KUNINGAN (MASS) – Jangan salah faham soal judul. Pernyataan tersebut bukanlah satire karena ketidaksetujuan pada pilihan mentri Pendidikan ala Presiden, justru kalimat tadi adalah harapan serius pada Mentri Pendidikan baru, mas Nadiem Makarim.
Sudah lama saya tidak bisa berharap se-liar ini pada seorang mentri yang baru dilantik. Apalagi pada mentri pendidikan yang basicnya memang pendidikan. Seperti katak dalam tempurung. Terkekang dogma dan kurikulum. Terdoktrin oleh mulianya tujuan pendidikan. Hingga memenjara anak di sekolah adalah pilihan.
Jika dibilang kecewa pada pendidikan yang saat ini ada, saya jelas kecewa. Mengutip kata-kata Cak Nun, “sekolahlah ! sampai kamu tahu sekolah itu membodohimu,” sialnya, sudah tahu dibodohi, kita tetap memilih sekolah. Entah karena harapan masa depan yang semu, entah karena tuntutan sosial, entah karena untung-untungan dapat bantuan.
Mentri pendidikan berganti tiap periode. Ada pula yang setengah periode. Semuanya hanya ngatur kurikulum. Gonta-ganti tanpa esensi. Semuanya soal administrasi. Jam mengajar dan sertifikasi. Tidak ada perubahan yang benar-benar mendasar soal pendidikan. Barangkali, kita memang tidak punya dasar pendidikan yang jelas. Kan itu sebabnya, anak pejabat sekolahnya di luar negri ? Pejabat pemerintah saja, tidak percaya pada sistem yang mereka buat sendiri. Lalu sistem pendidikannya, malah dilemparkan pada kita ? Masyarakat di strata bawah ? Kan lucu.
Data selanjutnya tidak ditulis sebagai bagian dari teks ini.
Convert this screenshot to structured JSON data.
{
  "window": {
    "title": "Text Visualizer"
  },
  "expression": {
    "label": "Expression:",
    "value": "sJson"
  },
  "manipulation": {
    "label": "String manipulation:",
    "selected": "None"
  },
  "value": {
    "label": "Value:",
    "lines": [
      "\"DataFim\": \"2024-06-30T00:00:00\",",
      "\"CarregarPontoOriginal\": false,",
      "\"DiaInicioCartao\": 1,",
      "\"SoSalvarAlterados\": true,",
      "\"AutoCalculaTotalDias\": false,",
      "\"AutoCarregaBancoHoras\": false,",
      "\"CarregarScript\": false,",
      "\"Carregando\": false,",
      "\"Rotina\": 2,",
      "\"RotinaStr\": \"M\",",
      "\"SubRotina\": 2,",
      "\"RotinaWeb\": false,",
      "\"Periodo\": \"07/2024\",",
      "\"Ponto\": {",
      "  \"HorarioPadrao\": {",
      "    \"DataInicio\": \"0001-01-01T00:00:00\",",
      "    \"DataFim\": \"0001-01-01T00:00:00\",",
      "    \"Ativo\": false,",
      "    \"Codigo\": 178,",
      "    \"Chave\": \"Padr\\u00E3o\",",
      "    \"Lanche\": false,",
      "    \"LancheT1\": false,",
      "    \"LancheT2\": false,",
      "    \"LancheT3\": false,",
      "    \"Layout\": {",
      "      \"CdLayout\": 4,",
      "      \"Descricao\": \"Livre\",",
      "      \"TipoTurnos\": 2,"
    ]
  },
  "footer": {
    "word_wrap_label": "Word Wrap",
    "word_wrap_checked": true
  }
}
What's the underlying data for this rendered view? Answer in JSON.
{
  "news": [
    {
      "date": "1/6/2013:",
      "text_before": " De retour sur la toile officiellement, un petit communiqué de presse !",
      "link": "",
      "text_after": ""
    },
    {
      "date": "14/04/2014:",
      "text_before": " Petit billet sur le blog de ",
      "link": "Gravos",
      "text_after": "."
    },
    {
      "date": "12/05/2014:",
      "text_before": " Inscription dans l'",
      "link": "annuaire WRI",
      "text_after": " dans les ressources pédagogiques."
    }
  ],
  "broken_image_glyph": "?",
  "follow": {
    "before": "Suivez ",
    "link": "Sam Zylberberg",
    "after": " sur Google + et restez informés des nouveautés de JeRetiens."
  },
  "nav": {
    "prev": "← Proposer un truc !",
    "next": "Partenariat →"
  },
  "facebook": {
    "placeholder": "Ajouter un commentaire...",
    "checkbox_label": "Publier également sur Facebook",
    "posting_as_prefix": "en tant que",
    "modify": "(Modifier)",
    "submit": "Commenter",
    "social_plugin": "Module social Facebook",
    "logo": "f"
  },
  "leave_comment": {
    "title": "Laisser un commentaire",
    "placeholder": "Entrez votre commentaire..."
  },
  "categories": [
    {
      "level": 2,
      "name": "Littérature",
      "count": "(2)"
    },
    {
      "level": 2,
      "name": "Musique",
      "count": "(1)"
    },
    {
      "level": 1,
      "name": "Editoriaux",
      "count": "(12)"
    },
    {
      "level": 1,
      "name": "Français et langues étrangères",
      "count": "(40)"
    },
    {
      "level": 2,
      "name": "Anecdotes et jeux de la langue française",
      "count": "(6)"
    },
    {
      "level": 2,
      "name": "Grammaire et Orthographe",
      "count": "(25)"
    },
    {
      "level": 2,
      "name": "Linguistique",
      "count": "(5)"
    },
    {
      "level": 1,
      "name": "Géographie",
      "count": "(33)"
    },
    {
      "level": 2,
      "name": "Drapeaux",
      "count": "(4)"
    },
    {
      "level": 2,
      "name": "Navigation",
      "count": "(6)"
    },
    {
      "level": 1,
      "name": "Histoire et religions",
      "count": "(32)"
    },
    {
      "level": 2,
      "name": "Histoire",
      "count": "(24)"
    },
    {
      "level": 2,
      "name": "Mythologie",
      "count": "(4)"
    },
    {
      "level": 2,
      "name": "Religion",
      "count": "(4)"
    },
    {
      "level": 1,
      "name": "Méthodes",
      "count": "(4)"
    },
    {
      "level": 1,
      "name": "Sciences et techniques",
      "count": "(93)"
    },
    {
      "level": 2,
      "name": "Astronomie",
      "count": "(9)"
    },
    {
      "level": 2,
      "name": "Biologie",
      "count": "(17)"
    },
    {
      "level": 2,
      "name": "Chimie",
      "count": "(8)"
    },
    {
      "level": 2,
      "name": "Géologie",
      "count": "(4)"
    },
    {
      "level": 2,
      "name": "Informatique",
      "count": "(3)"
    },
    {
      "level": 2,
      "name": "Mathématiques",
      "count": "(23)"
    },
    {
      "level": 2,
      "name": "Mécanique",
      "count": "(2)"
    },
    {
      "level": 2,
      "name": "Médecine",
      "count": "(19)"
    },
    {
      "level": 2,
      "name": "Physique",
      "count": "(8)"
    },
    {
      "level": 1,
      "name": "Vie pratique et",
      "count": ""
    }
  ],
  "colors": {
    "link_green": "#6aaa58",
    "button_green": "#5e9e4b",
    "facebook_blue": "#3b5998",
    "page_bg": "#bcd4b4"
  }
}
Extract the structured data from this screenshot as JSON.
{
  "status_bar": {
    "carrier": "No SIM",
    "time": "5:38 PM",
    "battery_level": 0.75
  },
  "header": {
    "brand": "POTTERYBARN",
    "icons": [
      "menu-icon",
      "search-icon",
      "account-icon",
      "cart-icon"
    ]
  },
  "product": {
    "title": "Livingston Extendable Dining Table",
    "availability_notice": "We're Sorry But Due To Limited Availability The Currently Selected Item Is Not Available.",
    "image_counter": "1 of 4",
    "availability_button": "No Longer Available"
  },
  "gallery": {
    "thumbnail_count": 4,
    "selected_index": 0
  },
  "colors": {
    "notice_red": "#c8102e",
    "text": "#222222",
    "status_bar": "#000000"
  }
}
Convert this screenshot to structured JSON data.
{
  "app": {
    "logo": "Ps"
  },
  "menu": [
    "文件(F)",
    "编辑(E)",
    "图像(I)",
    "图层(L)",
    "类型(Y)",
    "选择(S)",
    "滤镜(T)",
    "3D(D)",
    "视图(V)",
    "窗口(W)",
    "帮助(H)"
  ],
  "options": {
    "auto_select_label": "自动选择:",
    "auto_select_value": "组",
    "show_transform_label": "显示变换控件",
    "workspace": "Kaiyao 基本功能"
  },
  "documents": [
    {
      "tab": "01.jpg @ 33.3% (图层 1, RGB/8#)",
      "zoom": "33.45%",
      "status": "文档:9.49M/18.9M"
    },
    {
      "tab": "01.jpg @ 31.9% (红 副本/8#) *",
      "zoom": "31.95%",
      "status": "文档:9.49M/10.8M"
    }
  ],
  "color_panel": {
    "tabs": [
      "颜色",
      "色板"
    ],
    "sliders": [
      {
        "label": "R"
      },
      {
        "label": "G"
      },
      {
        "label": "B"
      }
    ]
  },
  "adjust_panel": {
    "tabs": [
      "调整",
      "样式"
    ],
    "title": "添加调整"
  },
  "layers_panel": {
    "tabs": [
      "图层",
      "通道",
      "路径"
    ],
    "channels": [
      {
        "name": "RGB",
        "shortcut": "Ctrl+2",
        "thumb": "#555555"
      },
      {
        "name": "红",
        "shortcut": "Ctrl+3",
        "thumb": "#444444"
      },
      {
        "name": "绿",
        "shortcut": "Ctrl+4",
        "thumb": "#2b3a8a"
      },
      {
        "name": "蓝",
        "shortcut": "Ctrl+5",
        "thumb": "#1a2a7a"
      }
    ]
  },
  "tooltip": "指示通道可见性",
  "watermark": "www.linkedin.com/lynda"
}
Sekarang, Mas Nadim dilantik jadi mentri pendidikan. Saya benar-benar merasa pengangkatan ini sebagai “gambling” terbesar. Gambling, judi, pertaruhan yang cukup besar. Mengorbankan jutaan anak sekolah dari SD sampai SLTA, ratusan ribu sekolah negri sebagai percobaan dan pertaruhan untuk seorang Nadim, yang basicnya bukan di pendidikan tulen. Saya ikut berdebar.
Tentu sesekali saya berkhayal, barangkali saja di masa Mas Nadim, yang tidak terbebani bentuk pendidikan sebelumnya, bisa merombak pendidikan secara mendasar.
Beberapa model pendidikan super ketat dan disiplin ala Jepang, Korea, Singapura, misalnya, jika diadopsi secara utuh oleh Mas Nadim, bisa saja membuat banyak praktisi pendidikan kerepotan. Pasti menuai pro-kontra. Banyak alasan tidak pengertianlah, apalah. Sikat saja mas Nadim.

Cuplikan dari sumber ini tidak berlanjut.